Ms. Perry previously used a unisex faculty bathroom, the St. Louis Post-Dispatch reported.
Mr. Good said he got involved after hearing about a female student who encountered “an intact male” in the girls’ locker room.
“It’s a violation of my daughters’ rights to privacy to not have a policy,” he said.
The protesting students assembled outside the school for about two hours. Mr. Cornman said he did not believe any of them were penalized.
Ms. Perry, who dropped out of the physical education class that prompted her use of the girls’ locker room, spent the two hours in her guidance counselor’s office.
“I was concerned about my own safety,” she said.
She said she knows of other, younger transgender students in the district and wants to open a dialogue so they have a better high school experience.

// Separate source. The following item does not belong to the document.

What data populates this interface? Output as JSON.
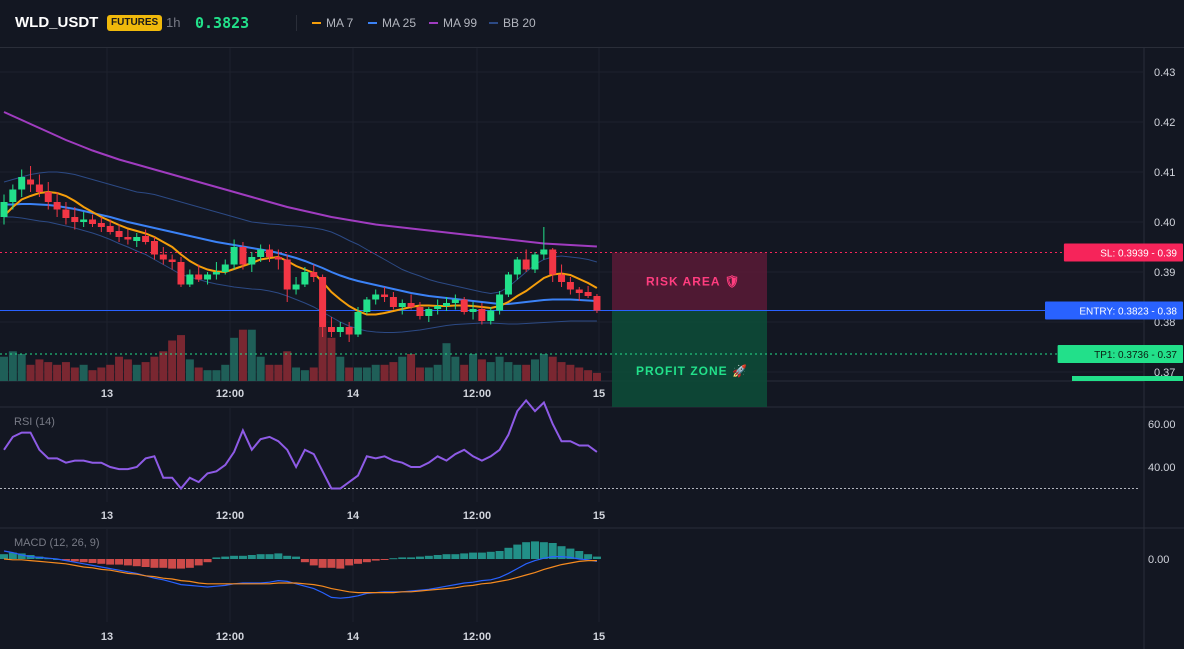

“It feels really awful that people are going to these extremes against me, not just in school but all over the Internet,” Ms. Perry said. “But I’ve also received so much support. It feels really surreal to be in the middle of all of this.”
The Missouri Gay-Straight Alliance Network will host a rally supporting Ms. Perry on Friday.
“I think that there are a lot of folks that don’t understand the difference between sex and gender and only see Lila as her sex at birth,” said Morgan Keenan, the group’s founding director.
It’s not the first case to stir public debate about the matter.
A 13-year-old transgender student at a junior high school in Idaho was given permission to use the girls’ bathrooms earlier this year, prompting a parent to remove a student from the school, according to KBOI-TV.